Quant à la démographie, j'aborde le sujet quand je reçois des responsables africains, toujours des hommes, qui prennent alors un air interloqué. Si les femmes pouvaient pouvaient jouer un rôle, elles aspireraient naturellement à avoir moins d'enfants. Ce discours est cependant plus facile à tenir pour des responsables politiques. Puisque les grandes fondations se sont déjà attelées à la question, ce sera intéressant de savoir un autre jour quelle coopération l'AFD mène avec elles.

La MEDCOP21 évoquée par Michel Vauzelle permettra aux acteurs de se focaliser sur l'action climatique en Méditerranée. Pour votre information, nous organiserons, dans le prolongement de cette conférence, ici à Paris à la mi-octobre, une nouvelle réunion avec des représentants des deux rives de la Méditerranée, où se côtoieront membres de la société civile et parlementaires.

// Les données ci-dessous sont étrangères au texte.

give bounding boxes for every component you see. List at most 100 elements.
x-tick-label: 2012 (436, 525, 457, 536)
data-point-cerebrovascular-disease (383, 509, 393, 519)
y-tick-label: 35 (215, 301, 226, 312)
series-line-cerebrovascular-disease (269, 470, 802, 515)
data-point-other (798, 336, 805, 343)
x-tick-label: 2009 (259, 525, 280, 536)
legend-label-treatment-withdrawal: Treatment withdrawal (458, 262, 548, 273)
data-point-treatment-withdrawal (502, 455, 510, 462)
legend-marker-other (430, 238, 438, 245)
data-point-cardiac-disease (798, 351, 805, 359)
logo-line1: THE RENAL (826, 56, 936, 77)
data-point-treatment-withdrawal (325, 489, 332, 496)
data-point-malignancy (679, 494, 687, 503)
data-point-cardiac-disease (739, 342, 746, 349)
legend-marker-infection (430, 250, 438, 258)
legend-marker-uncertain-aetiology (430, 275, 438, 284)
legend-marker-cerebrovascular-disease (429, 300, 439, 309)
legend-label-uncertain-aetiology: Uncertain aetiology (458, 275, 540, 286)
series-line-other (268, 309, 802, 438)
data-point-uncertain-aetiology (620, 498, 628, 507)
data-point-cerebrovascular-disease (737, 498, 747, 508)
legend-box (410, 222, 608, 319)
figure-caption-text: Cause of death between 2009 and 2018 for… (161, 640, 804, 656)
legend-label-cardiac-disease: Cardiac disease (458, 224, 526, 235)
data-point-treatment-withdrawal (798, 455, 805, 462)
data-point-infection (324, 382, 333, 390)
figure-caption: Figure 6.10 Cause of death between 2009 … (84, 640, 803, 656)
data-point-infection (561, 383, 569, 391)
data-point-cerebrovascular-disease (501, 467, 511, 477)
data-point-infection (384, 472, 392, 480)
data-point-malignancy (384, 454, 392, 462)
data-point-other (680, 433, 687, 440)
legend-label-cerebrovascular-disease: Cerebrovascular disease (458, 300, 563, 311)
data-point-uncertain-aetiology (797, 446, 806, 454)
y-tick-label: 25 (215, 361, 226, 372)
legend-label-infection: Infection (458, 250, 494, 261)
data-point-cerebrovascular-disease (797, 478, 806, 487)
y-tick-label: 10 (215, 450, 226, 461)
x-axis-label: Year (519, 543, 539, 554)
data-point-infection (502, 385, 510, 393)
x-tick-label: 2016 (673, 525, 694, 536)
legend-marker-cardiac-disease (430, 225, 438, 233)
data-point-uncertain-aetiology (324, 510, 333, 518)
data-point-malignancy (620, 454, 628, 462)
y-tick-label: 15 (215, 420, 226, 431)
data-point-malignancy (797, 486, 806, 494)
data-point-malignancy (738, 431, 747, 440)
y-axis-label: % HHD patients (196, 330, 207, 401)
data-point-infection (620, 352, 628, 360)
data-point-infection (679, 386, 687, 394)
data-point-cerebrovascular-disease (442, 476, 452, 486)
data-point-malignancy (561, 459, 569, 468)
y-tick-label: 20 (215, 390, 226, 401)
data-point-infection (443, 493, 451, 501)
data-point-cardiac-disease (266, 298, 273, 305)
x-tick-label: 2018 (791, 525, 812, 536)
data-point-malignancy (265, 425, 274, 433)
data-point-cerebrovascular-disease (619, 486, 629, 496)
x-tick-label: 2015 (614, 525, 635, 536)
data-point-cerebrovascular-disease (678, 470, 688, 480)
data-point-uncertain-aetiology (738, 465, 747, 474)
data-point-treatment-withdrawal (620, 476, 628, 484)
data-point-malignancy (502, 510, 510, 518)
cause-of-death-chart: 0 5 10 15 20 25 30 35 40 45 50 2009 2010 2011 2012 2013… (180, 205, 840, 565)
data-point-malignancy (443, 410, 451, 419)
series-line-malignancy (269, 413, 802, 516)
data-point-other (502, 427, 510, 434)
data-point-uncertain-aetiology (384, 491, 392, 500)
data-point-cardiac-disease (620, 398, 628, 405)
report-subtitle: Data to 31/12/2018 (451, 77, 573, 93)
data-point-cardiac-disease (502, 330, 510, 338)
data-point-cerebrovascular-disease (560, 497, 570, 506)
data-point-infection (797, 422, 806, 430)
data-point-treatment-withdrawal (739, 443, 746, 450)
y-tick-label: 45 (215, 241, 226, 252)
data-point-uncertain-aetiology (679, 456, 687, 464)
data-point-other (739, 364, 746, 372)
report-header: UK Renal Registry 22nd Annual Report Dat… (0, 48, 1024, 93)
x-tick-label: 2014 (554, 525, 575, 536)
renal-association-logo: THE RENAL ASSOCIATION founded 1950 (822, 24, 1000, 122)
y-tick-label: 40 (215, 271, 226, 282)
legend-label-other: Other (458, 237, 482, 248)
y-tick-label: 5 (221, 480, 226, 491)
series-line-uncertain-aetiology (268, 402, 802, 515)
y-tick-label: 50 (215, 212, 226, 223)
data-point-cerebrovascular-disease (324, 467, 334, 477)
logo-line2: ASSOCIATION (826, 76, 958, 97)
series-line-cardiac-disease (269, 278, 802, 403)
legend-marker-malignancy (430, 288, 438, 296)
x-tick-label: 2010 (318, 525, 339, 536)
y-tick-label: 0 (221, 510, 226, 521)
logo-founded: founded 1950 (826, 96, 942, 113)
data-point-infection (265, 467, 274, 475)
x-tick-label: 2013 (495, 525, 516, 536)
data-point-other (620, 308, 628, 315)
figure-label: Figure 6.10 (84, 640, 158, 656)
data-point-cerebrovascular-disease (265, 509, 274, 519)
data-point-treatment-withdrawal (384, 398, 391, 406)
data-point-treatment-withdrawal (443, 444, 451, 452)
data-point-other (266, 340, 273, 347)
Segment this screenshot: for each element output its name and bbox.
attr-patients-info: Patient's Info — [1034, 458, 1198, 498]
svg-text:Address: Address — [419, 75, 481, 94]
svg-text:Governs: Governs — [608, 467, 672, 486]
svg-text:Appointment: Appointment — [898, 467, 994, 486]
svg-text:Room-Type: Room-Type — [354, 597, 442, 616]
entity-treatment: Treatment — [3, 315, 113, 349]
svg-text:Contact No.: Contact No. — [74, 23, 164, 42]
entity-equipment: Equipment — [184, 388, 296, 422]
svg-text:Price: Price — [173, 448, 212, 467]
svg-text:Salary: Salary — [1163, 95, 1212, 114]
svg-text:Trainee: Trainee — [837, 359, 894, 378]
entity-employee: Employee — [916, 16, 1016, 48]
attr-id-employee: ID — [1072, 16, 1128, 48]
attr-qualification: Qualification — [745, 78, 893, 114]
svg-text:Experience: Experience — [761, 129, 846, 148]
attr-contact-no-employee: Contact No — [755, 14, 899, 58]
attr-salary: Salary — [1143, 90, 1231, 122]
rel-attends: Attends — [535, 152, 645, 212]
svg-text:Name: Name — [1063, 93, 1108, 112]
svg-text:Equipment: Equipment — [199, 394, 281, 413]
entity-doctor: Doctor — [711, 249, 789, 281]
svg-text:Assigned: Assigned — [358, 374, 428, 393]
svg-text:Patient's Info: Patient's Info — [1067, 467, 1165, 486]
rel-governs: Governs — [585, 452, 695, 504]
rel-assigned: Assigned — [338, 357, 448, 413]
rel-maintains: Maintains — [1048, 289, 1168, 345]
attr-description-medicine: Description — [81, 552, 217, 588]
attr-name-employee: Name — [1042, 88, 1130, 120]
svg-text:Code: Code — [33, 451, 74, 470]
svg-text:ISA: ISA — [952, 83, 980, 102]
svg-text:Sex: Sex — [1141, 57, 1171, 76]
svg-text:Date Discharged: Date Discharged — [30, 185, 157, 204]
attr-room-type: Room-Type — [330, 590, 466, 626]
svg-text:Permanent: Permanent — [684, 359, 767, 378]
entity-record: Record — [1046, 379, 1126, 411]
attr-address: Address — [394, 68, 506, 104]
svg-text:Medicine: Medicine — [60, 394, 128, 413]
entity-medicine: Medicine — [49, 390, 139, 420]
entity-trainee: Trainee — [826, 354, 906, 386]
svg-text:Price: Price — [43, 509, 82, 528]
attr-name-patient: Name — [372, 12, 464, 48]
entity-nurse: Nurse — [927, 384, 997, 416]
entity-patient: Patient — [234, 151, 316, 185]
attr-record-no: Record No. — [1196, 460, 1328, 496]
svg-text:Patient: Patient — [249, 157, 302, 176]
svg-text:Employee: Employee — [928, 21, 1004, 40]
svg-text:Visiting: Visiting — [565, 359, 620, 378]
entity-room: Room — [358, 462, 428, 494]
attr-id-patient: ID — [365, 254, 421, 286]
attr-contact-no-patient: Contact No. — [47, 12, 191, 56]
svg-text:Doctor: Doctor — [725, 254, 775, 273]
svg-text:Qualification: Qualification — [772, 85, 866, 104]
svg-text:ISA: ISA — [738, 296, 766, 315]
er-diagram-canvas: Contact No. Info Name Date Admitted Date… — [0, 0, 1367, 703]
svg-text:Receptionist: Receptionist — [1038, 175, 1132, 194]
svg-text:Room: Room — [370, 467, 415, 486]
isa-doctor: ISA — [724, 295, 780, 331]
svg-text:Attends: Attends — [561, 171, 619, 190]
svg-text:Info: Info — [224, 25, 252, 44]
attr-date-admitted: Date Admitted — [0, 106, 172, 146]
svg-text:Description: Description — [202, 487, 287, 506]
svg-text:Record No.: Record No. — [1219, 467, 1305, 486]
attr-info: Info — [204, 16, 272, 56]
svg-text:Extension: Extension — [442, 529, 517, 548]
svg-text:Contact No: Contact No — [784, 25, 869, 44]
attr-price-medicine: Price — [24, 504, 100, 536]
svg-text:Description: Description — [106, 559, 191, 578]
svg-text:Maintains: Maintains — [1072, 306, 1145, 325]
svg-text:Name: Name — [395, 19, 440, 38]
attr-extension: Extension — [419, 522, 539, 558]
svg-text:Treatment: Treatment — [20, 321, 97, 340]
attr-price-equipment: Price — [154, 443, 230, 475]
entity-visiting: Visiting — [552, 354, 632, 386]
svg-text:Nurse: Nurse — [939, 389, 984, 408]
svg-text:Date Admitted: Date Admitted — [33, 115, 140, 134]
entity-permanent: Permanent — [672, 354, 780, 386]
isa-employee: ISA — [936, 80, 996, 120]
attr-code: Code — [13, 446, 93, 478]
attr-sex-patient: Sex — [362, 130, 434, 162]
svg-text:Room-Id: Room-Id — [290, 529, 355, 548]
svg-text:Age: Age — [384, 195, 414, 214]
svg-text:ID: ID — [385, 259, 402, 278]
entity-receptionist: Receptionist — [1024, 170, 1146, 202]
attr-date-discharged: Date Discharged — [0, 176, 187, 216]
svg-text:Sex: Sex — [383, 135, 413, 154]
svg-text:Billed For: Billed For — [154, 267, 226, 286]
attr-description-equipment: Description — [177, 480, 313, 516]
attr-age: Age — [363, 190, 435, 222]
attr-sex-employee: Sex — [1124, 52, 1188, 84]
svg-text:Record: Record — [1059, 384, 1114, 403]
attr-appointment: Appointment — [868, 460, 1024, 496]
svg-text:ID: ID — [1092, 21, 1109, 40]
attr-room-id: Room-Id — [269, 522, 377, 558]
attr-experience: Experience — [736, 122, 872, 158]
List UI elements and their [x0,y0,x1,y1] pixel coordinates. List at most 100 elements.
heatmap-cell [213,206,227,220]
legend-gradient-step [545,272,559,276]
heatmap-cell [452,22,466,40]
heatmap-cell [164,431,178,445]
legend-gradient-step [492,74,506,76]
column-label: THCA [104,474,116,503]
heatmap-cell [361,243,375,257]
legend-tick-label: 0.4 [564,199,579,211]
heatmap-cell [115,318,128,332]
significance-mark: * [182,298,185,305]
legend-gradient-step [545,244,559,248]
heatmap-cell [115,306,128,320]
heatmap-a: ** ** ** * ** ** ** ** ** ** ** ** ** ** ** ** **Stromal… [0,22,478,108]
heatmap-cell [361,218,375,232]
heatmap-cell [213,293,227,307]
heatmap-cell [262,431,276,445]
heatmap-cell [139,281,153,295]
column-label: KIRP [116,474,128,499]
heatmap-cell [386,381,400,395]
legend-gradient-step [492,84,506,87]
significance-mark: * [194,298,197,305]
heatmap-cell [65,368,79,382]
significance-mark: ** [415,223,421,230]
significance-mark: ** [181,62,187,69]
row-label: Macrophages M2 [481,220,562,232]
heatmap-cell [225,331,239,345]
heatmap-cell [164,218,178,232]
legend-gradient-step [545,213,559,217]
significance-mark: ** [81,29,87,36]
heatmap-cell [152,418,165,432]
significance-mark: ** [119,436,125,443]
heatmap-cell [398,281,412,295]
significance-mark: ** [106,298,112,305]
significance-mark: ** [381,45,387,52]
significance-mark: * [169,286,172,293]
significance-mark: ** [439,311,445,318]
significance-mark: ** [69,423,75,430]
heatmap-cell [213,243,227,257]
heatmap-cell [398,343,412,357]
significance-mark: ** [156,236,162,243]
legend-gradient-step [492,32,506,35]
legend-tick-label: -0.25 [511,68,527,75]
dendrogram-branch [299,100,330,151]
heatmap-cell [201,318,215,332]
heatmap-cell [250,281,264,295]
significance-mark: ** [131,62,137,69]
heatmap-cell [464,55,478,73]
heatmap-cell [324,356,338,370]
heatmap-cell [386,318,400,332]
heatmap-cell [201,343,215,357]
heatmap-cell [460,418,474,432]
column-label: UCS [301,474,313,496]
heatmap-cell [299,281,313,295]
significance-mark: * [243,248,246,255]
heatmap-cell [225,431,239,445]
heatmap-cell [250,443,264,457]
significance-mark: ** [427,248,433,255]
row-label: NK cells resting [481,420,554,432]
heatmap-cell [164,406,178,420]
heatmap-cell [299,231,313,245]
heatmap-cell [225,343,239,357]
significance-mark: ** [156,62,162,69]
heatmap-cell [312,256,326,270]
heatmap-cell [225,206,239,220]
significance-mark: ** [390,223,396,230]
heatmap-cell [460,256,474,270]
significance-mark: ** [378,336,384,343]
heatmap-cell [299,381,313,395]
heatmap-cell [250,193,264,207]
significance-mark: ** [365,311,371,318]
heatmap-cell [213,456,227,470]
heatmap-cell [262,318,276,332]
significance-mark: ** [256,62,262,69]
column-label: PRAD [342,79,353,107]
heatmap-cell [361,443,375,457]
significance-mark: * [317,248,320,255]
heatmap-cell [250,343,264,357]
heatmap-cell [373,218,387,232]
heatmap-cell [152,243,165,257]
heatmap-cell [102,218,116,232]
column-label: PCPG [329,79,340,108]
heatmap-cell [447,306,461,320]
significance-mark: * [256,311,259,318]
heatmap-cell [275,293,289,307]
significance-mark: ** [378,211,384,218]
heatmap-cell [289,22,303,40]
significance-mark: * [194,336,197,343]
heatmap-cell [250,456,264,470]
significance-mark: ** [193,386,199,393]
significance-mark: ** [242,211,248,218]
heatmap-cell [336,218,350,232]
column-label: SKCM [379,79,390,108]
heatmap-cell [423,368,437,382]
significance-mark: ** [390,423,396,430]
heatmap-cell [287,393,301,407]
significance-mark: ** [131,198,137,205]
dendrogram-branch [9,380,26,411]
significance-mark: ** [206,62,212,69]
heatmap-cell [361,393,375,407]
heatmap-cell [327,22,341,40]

Le président Bartolone a invité ses homologues des quarante-deux pays concernés des deux rives, tandis que, comme présidente de la fondation Anna Lindh, qui travaille déjà sur ces questions, j'assurerai la préparation auprès de la société civile. Je serai au demeurant également présente à Marseille, où nous pourrons en reparler.

Comme vous le savez, la commission des affaires étrangères est particulièrement exigeante en matière d'aide au développement et s'emploie à défendre les intérêts de l'AFD pour qu'elle obtienne davantage, notamment en matière de dons. Pour finir, je voudrais vous remercier, madame la directrice générale, vous-même ainsi que les membres de votre équipe. Les brochures que vous avez mises à notre disposition me semblent très bien faites. En tout état de cause, elles ne paraissent pas plus luxueuses que beaucoup de celles qui sont éditées par de nombreux conseils généraux.

La séance est levée à dix-huit heures trente-huit.